Selain itu, membangun self-love atau mencintai diri sendiri juga sangat penting. Ketika kita memiliki rasa percaya diri dan menerima kekurangan diri, kita akan lebih kuat dalam menghadapi kekecewaan dan mampu menetapkan batasan yang sehat dalam hubungan. Ingatlah bahwa setiap individu berhak mendapatkan hubungan yang tulus dan saling menghargai.
Tidak kalah penting adalah memandang cinta sejati sebagai sesuatu yang mungkin, bukan sekadar omong kosong.
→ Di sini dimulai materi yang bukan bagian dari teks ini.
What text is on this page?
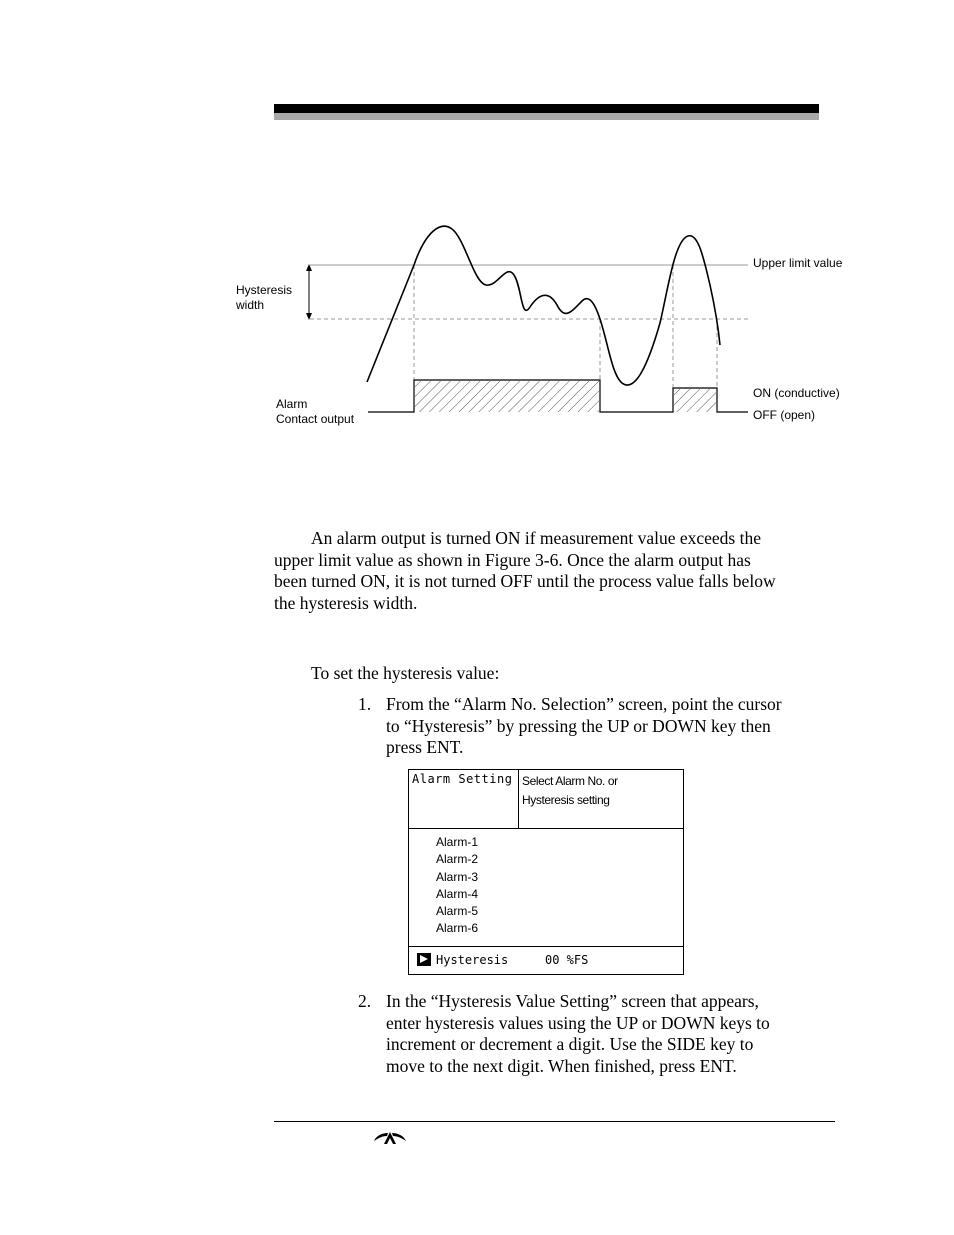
Hysteresis
width
Upper limit value
Alarm
Contact output
ON (conductive)
OFF (open)
An alarm output is turned ON if measurement value exceeds the
upper limit value as shown in Figure 3-6. Once the alarm output has
been turned ON, it is not turned OFF until the process value falls below
the hysteresis width.
To set the hysteresis value:
1. From the “Alarm No. Selection” screen, point the cursor
to “Hysteresis” by pressing the UP or DOWN key then
press ENT.
Alarm Setting Select Alarm No. or
Hysteresis setting
Alarm-1
Alarm-2
Alarm-3
Alarm-4
Alarm-5
Alarm-6
Hysteresis	00 %FS
2. In the “Hysteresis Value Setting” screen that appears,
enter hysteresis values using the UP or DOWN keys to
increment or decrement a digit. Use the SIDE key to
move to the next digit. When finished, press ENT.
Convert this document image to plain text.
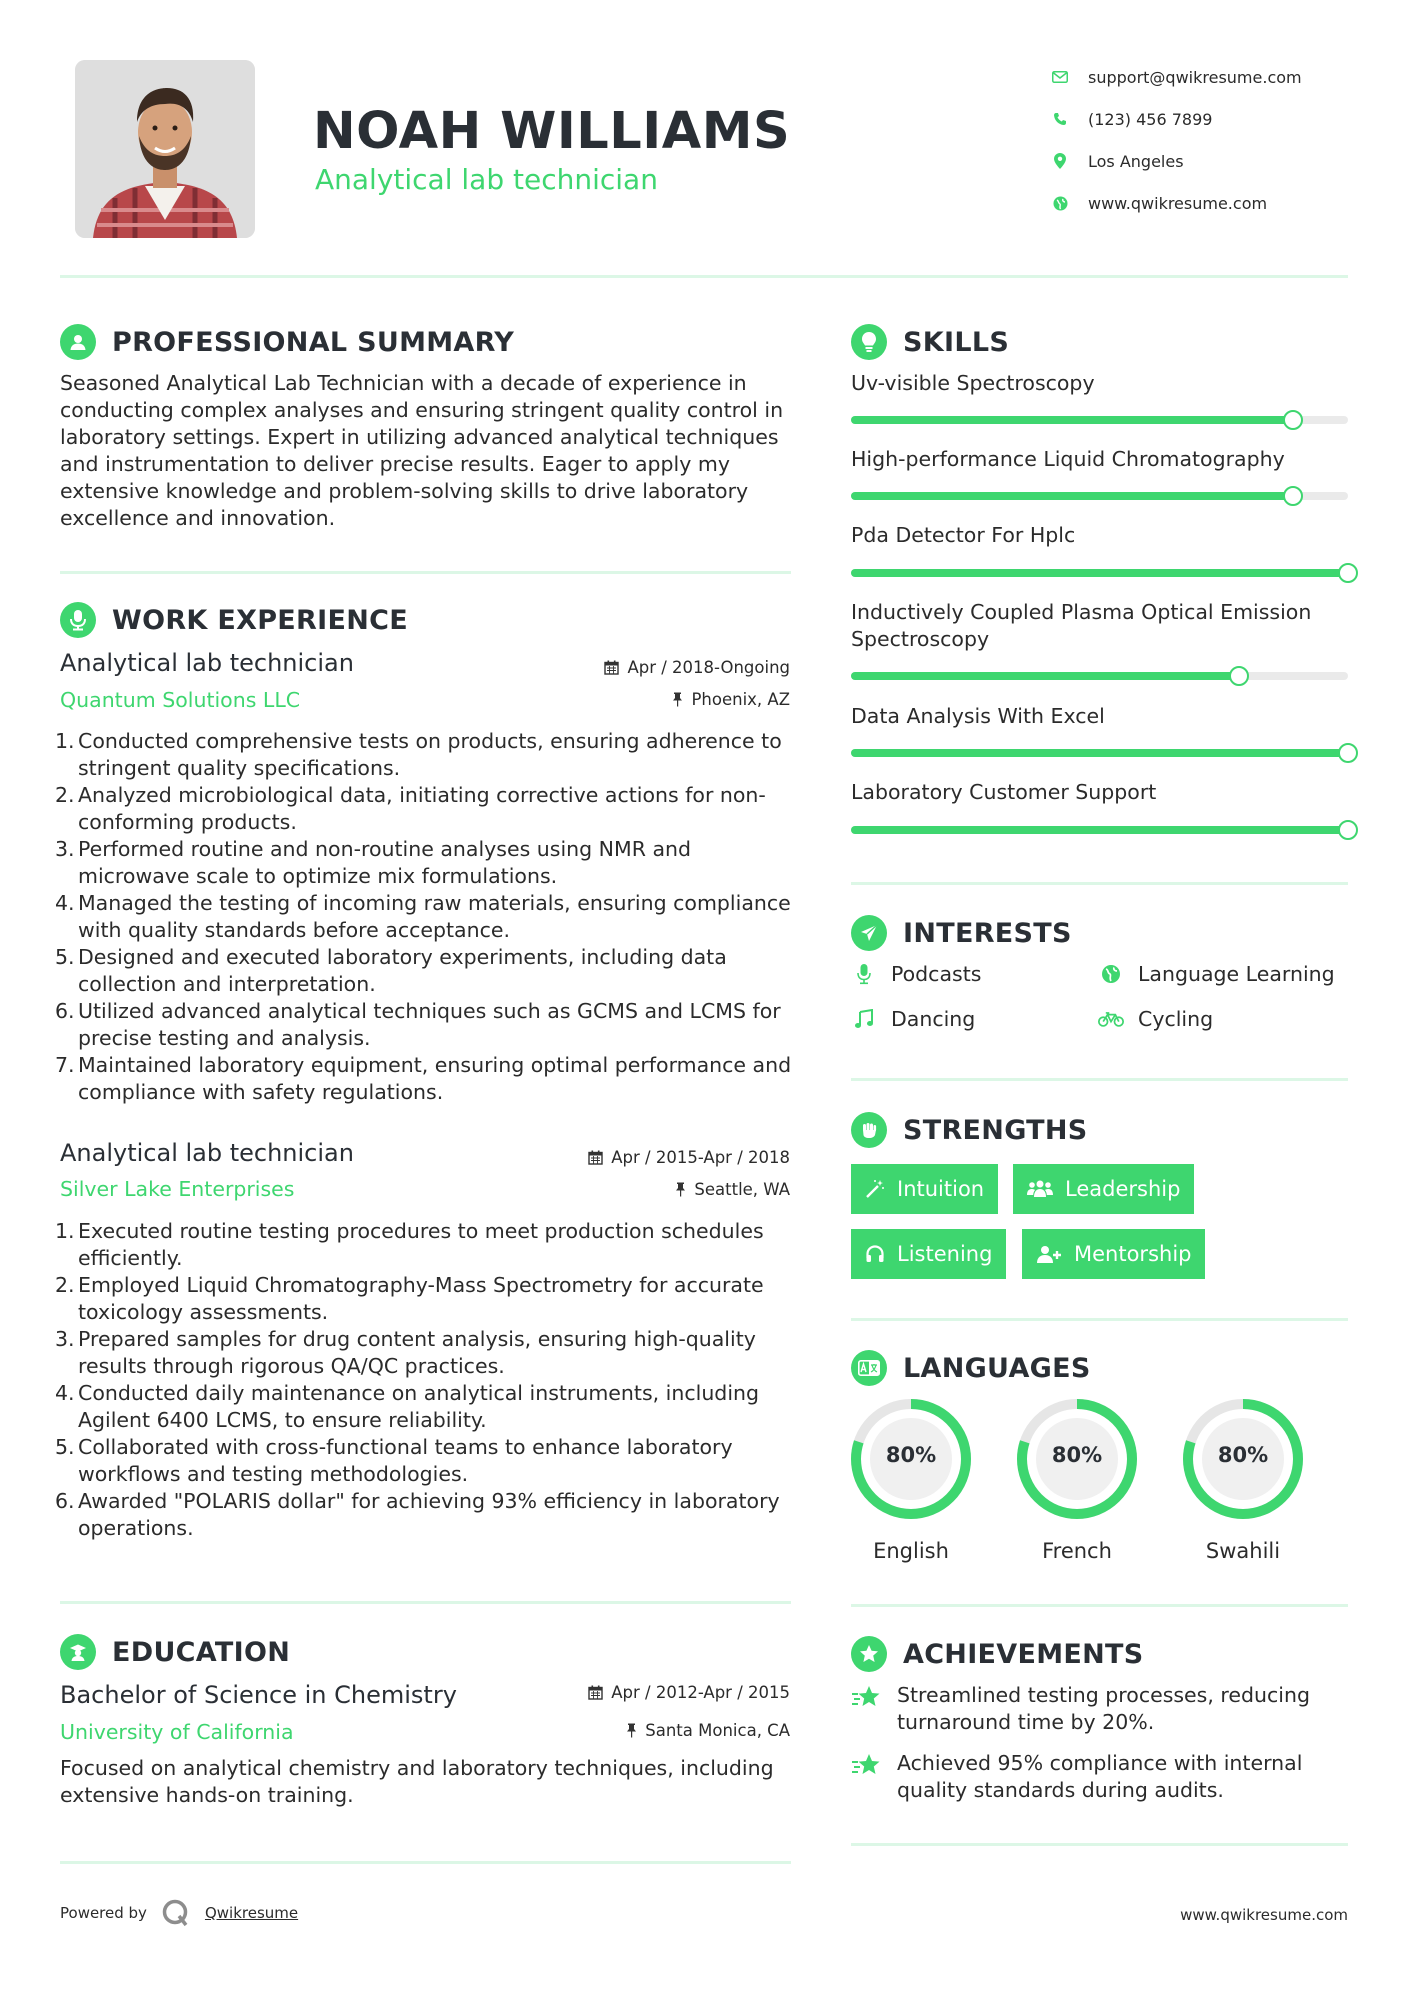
NOAH WILLIAMS
Analytical lab technician
support@qwikresume.com
(123) 456 7899
Los Angeles
www.qwikresume.com
PROFESSIONAL SUMMARY
Seasoned Analytical Lab Technician with a decade of experience in conducting complex analyses and ensuring stringent quality control in laboratory settings. Expert in utilizing advanced analytical techniques and instrumentation to deliver precise results. Eager to apply my extensive knowledge and problem-solving skills to drive laboratory excellence and innovation.
WORK EXPERIENCE
Analytical lab technician
Quantum Solutions LLC
Apr / 2018-Ongoing
Phoenix, AZ
1. Conducted comprehensive tests on products, ensuring adherence to stringent quality specifications.
2. Analyzed microbiological data, initiating corrective actions for non-conforming products.
3. Performed routine and non-routine analyses using NMR and microwave scale to optimize mix formulations.
4. Managed the testing of incoming raw materials, ensuring compliance with quality standards before acceptance.
5. Designed and executed laboratory experiments, including data collection and interpretation.
6. Utilized advanced analytical techniques such as GCMS and LCMS for precise testing and analysis.
7. Maintained laboratory equipment, ensuring optimal performance and compliance with safety regulations.
Analytical lab technician
Silver Lake Enterprises
Apr / 2015-Apr / 2018
Seattle, WA
1. Executed routine testing procedures to meet production schedules efficiently.
2. Employed Liquid Chromatography-Mass Spectrometry for accurate toxicology assessments.
3. Prepared samples for drug content analysis, ensuring high-quality results through rigorous QA/QC practices.
4. Conducted daily maintenance on analytical instruments, including Agilent 6400 LCMS, to ensure reliability.
5. Collaborated with cross-functional teams to enhance laboratory workflows and testing methodologies.
6. Awarded "POLARIS dollar" for achieving 93% efficiency in laboratory operations.
EDUCATION
Bachelor of Science in Chemistry
University of California
Apr / 2012-Apr / 2015
Santa Monica, CA
Focused on analytical chemistry and laboratory techniques, including extensive hands-on training.
SKILLS
Uv-visible Spectroscopy
High-performance Liquid Chromatography
Pda Detector For Hplc
Inductively Coupled Plasma Optical Emission Spectroscopy
Data Analysis With Excel
Laboratory Customer Support
INTERESTS
Podcasts	Language Learning
Dancing	Cycling
STRENGTHS
Intuition	Leadership
Listening	Mentorship
LANGUAGES
80%
English
80%
French
80%
Swahili
ACHIEVEMENTS
Streamlined testing processes, reducing turnaround time by 20%.
Achieved 95% compliance with internal quality standards during audits.
Powered by	Qwikresume	www.qwikresume.com
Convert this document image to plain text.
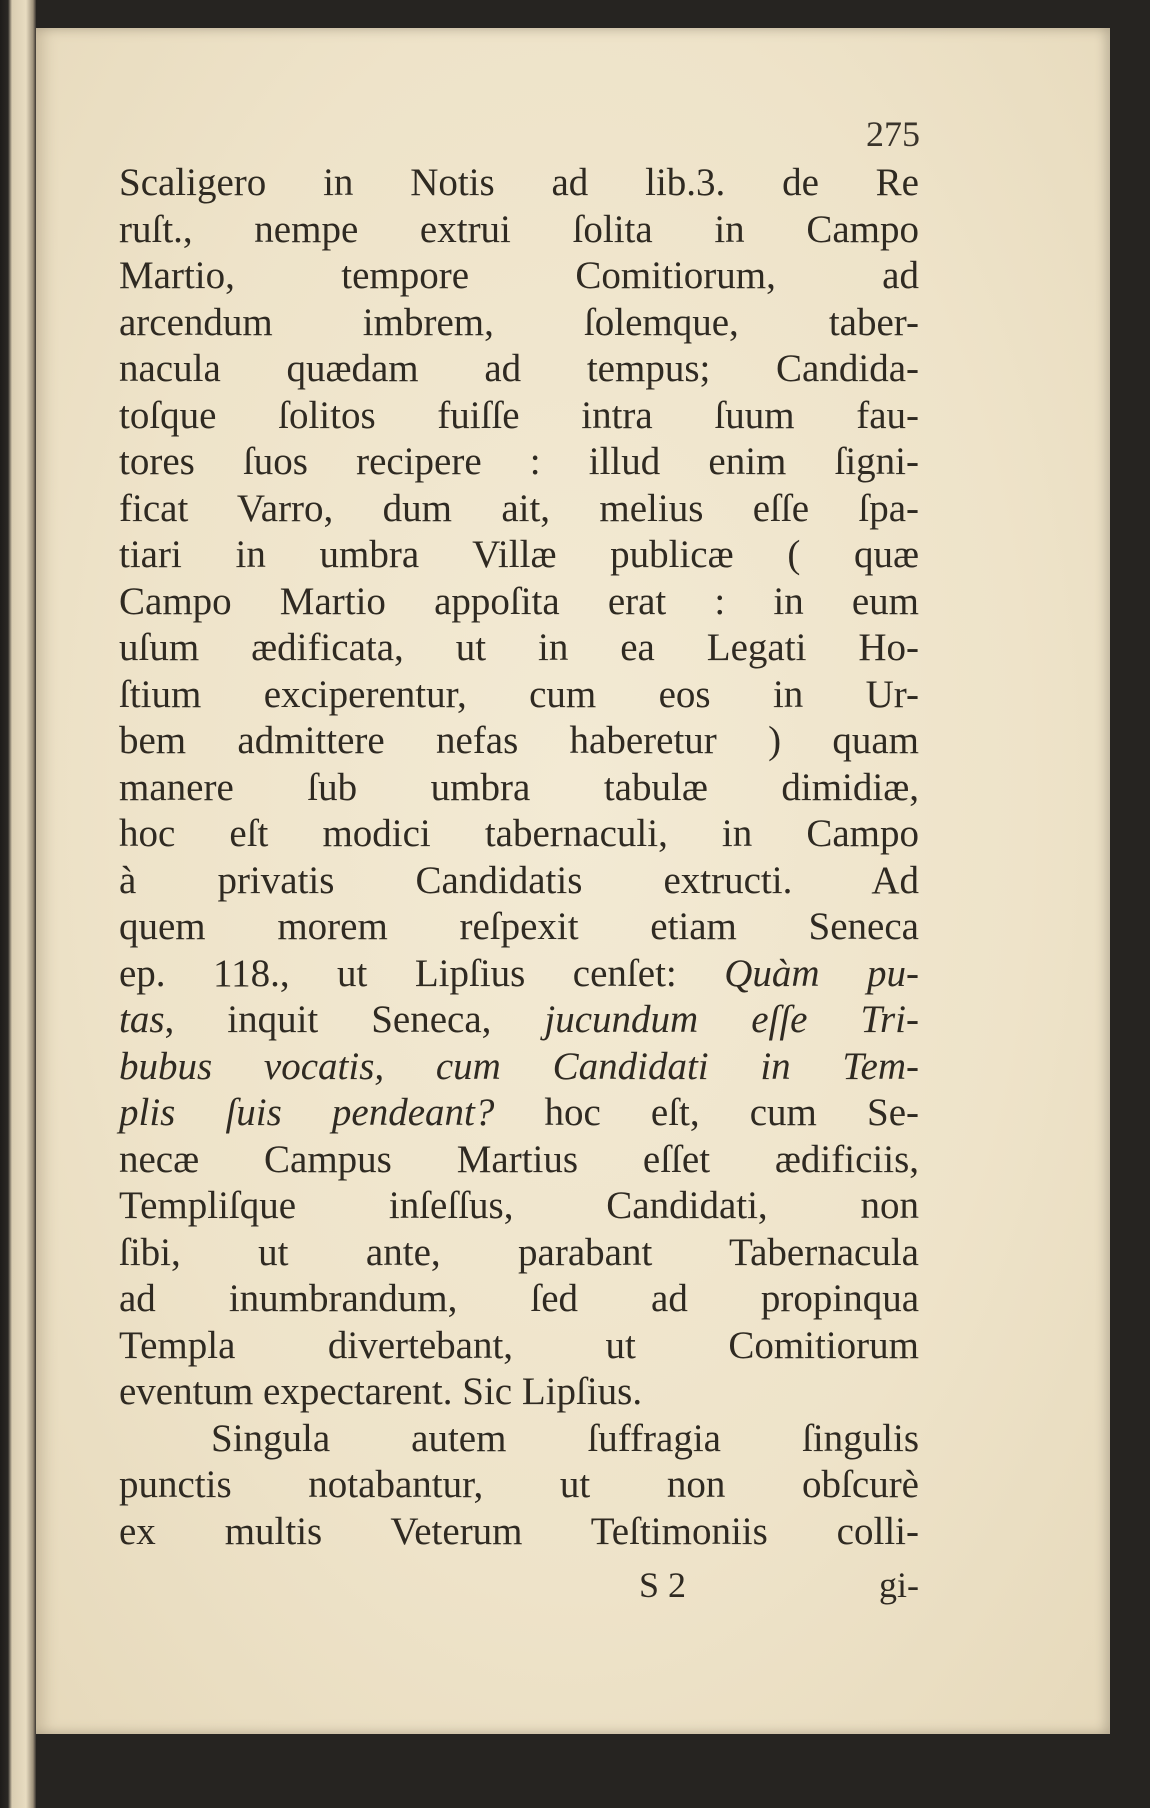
275
Scaligero in Notis ad lib.3. de Re
ruſt., nempe extrui ſolita in Campo
Martio, tempore Comitiorum, ad
arcendum imbrem, ſolemque, taber-
nacula quædam ad tempus; Candida-
toſque ſolitos fuiſſe intra ſuum fau-
tores ſuos recipere : illud enim ſigni-
ficat Varro, dum ait, melius eſſe ſpa-
tiari in umbra Villæ publicæ ( quæ
Campo Martio appoſita erat : in eum
uſum ædificata, ut in ea Legati Ho-
ſtium exciperentur, cum eos in Ur-
bem admittere nefas haberetur ) quam
manere ſub umbra tabulæ dimidiæ,
hoc eſt modici tabernaculi, in Campo
à privatis Candidatis extructi. Ad
quem morem reſpexit etiam Seneca
ep. 118., ut Lipſius cenſet: Quàm pu-
tas, inquit Seneca, jucundum eſſe Tri-
bubus vocatis, cum Candidati in Tem-
plis ſuis pendeant? hoc eſt, cum Se-
necæ Campus Martius eſſet ædificiis,
Templiſque inſeſſus, Candidati, non
ſibi, ut ante, parabant Tabernacula
ad inumbrandum, ſed ad propinqua
Templa divertebant, ut Comitiorum
eventum expectarent. Sic Lipſius.
Singula autem ſuffragia ſingulis
punctis notabantur, ut non obſcurè
ex multis Veterum Teſtimoniis colli-
S 2	gi-
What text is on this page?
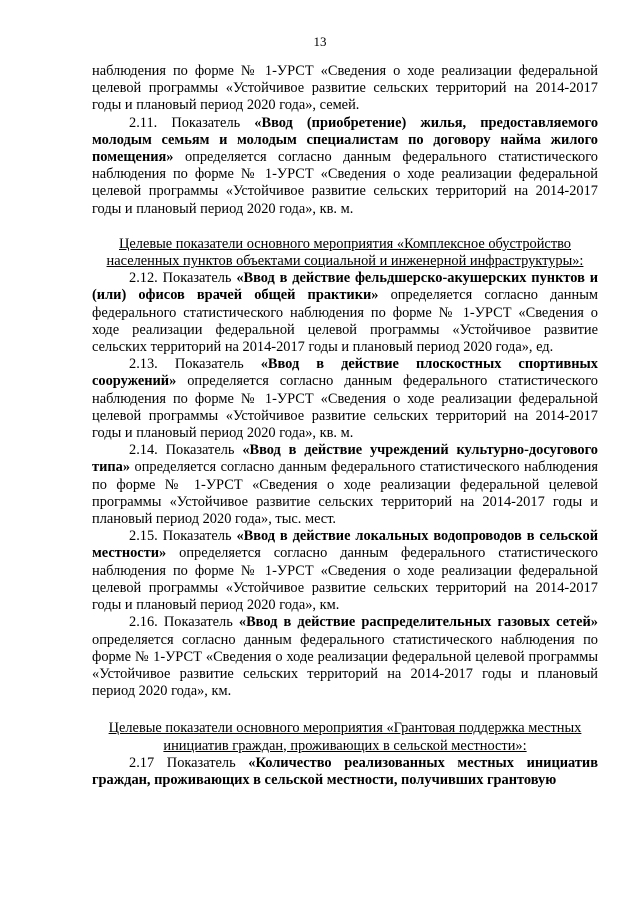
13

наблюдения по форме № 1-УРСТ «Сведения о ходе реализации федеральной целевой программы «Устойчивое развитие сельских территорий на 2014-2017 годы и плановый период 2020 года», семей.

2.11. Показатель «Ввод (приобретение) жилья, предоставляемого молодым семьям и молодым специалистам по договору найма жилого помещения» определяется согласно данным федерального статистического наблюдения по форме № 1-УРСТ «Сведения о ходе реализации федеральной целевой программы «Устойчивое развитие сельских территорий на 2014-2017 годы и плановый период 2020 года», кв. м.

Целевые показатели основного мероприятия «Комплексное обустройство населенных пунктов объектами социальной и инженерной инфраструктуры»:

2.12. Показатель «Ввод в действие фельдшерско-акушерских пунктов и (или) офисов врачей общей практики» определяется согласно данным федерального статистического наблюдения по форме № 1-УРСТ «Сведения о ходе реализации федеральной целевой программы «Устойчивое развитие сельских территорий на 2014-2017 годы и плановый период 2020 года», ед.

2.13. Показатель «Ввод в действие плоскостных спортивных сооружений» определяется согласно данным федерального статистического наблюдения по форме № 1-УРСТ «Сведения о ходе реализации федеральной целевой программы «Устойчивое развитие сельских территорий на 2014-2017 годы и плановый период 2020 года», кв. м.

2.14. Показатель «Ввод в действие учреждений культурно-досугового типа» определяется согласно данным федерального статистического наблюдения по форме № 1-УРСТ «Сведения о ходе реализации федеральной целевой программы «Устойчивое развитие сельских территорий на 2014-2017 годы и плановый период 2020 года», тыс. мест.

2.15. Показатель «Ввод в действие локальных водопроводов в сельской местности» определяется согласно данным федерального статистического наблюдения по форме № 1-УРСТ «Сведения о ходе реализации федеральной целевой программы «Устойчивое развитие сельских территорий на 2014-2017 годы и плановый период 2020 года», км.

2.16. Показатель «Ввод в действие распределительных газовых сетей» определяется согласно данным федерального статистического наблюдения по форме № 1-УРСТ «Сведения о ходе реализации федеральной целевой программы «Устойчивое развитие сельских территорий на 2014-2017 годы и плановый период 2020 года», км.

Целевые показатели основного мероприятия «Грантовая поддержка местных инициатив граждан, проживающих в сельской местности»:

2.17 Показатель «Количество реализованных местных инициатив граждан, проживающих в сельской местности, получивших грантовую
Cinta yang sehat dan tulus memang ada, meskipun mungkin sulit ditemukan setelah sering kecewa. Proses penyembuhan dan belajar dari pengalaman sangat berperan dalam membuka hati kembali untuk mencintai dan dicintai dengan cara yang benar.
Jika Anda pernah merasa seperti terbuang atau digantikan, cobalah untuk fokus pada pertumbuhan pribadi dan peluang baru yang bisa datang di masa depan. Setiap pengalaman, baik maupun buruk, membentuk siapa kita dan membantu melatih kemampuan kita dalam membangun hubungan yang lebih baik ke depannya. Jangan menyerah pada cinta hanya karena pengalaman buruk sebelumnya; percayalah, ada kebahagiaan yang menanti mereka yang mau terus berusaha dan membuka hati.